Lee Herself Wasn't Eligible to Vote Until the 1940s

This radio telegram confirmed for the Immigration and Naturalization Service that Mabel Lee had boarded the steamer Yokohama Maru on October 20, 1929, corroborating what she had told the agency about her plans to travel abroad in 1937. The telegraph comes from Lee's Chinese Exclusion Act case file.

Despite Lee’s activism championing women’s suffrage, she wouldn’t be able to vote until long after the 19th Amendment passed—when the Chinese Exclusion Act was repealed in 1943.

Still, according to Lauren Nechamkin, director of education at the Museum of Chinese in America in New York City, Lee did all of this because women’s suffrage in America embodied the egalitarian ideals she believed in. She also hoped it would give rights to—and help to lift up—a part of her own community: Chinese Americans born in the U.S. “While it was completely selfless for her to do this, knowing that [suffrage] wouldn’t apply to her for some time to come, it doesn’t mean that the hope for this equality of opportunity is not out there,” says Nechamkin.

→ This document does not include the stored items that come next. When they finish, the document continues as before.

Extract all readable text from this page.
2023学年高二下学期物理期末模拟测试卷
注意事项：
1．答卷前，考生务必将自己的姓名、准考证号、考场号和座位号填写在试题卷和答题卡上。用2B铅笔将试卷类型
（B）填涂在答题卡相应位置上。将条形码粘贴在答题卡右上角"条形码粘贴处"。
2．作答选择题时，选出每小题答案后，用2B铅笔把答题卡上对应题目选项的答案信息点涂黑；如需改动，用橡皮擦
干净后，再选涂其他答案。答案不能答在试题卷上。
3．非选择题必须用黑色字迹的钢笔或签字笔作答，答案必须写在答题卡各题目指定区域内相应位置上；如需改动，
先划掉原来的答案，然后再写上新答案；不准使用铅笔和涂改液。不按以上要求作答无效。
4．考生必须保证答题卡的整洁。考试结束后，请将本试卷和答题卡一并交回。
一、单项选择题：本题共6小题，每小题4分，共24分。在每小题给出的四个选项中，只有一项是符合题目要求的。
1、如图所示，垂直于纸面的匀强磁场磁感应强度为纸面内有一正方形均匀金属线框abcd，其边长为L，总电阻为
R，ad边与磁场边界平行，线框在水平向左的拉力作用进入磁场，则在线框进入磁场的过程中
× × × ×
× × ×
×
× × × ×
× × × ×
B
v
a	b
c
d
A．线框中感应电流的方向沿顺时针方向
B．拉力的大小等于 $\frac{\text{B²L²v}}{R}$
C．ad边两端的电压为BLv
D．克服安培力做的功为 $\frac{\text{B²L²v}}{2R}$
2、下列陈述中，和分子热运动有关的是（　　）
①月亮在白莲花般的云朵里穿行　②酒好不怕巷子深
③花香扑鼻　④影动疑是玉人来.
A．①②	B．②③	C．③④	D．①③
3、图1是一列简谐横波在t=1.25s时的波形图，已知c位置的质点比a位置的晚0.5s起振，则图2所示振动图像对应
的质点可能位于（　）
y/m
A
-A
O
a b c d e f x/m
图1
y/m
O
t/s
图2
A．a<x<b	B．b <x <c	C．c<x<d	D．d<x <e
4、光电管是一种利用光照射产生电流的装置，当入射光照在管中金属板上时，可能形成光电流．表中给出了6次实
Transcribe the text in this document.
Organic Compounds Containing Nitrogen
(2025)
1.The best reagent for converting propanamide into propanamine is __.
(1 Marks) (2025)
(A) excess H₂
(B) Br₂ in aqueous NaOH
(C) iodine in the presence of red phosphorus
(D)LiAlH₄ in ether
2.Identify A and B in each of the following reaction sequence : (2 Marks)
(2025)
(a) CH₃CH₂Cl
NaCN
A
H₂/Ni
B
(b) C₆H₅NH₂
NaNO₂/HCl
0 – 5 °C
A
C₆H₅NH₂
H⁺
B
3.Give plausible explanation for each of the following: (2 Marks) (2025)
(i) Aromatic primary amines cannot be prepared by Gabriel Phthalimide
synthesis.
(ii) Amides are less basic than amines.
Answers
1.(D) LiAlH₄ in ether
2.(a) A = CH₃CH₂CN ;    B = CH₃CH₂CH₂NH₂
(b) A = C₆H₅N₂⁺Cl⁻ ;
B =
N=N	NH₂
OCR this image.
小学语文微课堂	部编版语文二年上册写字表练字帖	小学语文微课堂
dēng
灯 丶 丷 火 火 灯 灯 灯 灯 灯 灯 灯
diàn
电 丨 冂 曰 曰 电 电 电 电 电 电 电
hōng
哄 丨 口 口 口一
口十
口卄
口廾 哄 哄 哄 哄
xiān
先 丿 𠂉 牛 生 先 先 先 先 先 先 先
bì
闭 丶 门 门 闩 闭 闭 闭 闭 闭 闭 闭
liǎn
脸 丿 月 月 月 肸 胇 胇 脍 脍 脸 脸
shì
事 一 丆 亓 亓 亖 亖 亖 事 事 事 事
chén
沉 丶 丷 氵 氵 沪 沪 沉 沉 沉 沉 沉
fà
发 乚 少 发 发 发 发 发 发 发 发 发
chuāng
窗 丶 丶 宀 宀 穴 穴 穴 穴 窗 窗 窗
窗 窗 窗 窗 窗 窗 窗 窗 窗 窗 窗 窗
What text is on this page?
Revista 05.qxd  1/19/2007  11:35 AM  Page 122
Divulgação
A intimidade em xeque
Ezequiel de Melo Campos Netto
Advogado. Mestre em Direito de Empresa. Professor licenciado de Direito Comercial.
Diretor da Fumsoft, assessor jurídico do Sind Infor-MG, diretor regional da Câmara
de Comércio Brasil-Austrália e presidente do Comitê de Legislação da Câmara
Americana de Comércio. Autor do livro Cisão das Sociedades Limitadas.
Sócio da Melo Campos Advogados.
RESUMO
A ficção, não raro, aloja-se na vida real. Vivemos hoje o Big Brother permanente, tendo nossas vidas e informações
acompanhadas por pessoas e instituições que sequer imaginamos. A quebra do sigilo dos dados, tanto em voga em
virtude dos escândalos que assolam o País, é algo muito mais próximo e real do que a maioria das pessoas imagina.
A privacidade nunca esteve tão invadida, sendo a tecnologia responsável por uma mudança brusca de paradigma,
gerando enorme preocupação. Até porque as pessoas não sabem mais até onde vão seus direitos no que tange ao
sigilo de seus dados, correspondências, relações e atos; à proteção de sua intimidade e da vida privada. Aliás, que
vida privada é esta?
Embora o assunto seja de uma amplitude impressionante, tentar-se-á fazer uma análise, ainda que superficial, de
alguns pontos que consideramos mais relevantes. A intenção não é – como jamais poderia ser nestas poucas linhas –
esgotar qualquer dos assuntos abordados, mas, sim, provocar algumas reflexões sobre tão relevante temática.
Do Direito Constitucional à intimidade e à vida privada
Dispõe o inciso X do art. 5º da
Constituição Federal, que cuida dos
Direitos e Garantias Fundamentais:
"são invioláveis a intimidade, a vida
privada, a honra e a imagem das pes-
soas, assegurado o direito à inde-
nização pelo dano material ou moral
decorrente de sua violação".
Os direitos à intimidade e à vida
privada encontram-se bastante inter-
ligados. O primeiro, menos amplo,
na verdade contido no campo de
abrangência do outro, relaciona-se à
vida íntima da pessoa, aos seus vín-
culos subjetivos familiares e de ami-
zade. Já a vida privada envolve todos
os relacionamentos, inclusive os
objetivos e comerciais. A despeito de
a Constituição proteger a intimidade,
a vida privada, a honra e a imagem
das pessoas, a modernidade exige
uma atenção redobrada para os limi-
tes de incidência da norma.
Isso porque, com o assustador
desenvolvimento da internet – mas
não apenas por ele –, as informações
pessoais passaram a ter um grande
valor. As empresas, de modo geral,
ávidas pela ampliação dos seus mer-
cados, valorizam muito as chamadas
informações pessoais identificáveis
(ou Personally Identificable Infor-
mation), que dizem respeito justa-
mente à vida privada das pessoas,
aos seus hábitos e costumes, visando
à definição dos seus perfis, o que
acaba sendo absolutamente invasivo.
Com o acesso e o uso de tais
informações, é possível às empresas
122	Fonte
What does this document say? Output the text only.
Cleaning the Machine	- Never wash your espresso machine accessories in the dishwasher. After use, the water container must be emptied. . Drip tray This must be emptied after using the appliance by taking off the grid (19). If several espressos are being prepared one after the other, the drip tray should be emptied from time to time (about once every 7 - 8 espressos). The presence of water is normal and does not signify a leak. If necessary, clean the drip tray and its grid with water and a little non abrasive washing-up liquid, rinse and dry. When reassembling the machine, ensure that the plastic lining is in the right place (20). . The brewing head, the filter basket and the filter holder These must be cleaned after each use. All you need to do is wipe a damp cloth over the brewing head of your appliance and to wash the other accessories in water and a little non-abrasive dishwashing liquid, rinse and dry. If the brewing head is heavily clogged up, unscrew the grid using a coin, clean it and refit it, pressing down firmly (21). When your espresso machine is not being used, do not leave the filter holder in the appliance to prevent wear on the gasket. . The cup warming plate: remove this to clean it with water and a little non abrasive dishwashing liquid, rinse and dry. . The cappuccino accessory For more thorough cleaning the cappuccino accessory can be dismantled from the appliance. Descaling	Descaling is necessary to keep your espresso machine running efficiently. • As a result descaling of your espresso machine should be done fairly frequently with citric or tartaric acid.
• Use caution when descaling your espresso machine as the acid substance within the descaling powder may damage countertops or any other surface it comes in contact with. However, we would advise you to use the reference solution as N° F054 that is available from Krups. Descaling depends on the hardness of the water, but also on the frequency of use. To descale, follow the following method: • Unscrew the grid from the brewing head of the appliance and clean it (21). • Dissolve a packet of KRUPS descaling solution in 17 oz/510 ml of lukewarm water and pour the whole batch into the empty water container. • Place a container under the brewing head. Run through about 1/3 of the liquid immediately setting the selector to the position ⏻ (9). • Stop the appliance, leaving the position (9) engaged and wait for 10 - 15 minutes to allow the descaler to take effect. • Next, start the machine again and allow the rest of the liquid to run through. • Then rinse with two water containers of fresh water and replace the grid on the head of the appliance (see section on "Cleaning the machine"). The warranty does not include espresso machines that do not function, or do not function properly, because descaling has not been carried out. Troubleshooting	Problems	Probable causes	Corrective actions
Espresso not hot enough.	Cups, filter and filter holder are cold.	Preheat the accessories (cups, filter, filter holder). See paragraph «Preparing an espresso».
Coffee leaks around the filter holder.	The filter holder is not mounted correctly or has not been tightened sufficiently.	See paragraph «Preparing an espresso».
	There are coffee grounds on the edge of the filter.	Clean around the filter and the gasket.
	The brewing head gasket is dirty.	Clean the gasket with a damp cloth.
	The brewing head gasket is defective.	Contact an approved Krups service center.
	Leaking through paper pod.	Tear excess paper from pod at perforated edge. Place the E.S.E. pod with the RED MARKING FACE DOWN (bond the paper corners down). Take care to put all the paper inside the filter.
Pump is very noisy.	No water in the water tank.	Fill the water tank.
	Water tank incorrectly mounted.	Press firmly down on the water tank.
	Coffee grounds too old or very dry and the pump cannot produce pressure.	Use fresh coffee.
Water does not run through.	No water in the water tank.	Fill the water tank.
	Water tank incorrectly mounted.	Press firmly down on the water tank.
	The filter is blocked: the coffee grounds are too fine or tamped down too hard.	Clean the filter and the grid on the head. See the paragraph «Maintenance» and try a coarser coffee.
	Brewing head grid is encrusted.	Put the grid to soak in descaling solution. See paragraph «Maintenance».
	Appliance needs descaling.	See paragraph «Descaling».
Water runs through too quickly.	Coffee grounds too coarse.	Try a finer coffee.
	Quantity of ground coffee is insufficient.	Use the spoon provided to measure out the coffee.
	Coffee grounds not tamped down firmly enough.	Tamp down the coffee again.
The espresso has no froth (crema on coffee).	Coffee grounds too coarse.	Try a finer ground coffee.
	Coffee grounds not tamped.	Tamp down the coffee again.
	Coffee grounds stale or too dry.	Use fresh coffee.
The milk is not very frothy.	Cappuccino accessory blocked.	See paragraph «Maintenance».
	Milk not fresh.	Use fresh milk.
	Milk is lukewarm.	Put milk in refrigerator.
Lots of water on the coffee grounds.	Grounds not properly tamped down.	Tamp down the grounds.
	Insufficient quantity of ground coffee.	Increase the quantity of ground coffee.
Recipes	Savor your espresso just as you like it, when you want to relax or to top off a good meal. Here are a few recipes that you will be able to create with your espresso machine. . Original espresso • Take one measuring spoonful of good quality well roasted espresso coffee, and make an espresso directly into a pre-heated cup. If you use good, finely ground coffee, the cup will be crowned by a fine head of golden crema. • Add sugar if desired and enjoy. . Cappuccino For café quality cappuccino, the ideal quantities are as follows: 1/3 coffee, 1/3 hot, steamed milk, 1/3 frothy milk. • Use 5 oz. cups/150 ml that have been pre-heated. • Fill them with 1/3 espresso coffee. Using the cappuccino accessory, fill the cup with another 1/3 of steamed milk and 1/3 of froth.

Her goal was to eventually return to China to fight for equal educational opportunities with women there. But she never permanently returned. When her father died in 1924, she became the director of the First Chinese Baptist Church in New York City, shifting much of her focus to providing resources to her local Chinese community. There, she was known for founding the Chinese Christian Center which had a health clinic, kindergarten, vocational training and English classes.

Lee accomplished much in her life up until her death in 1966. “What’s most shocking is that it doesn’t seem like anyone knows if she ever did vote…once all the barriers were finally removed,” says Nechamkin.

Even so, she helped pave the way for others to do so, adding a valuable voice to the women’s suffrage movement, one that would continue until the Voting Rights Act in 1965.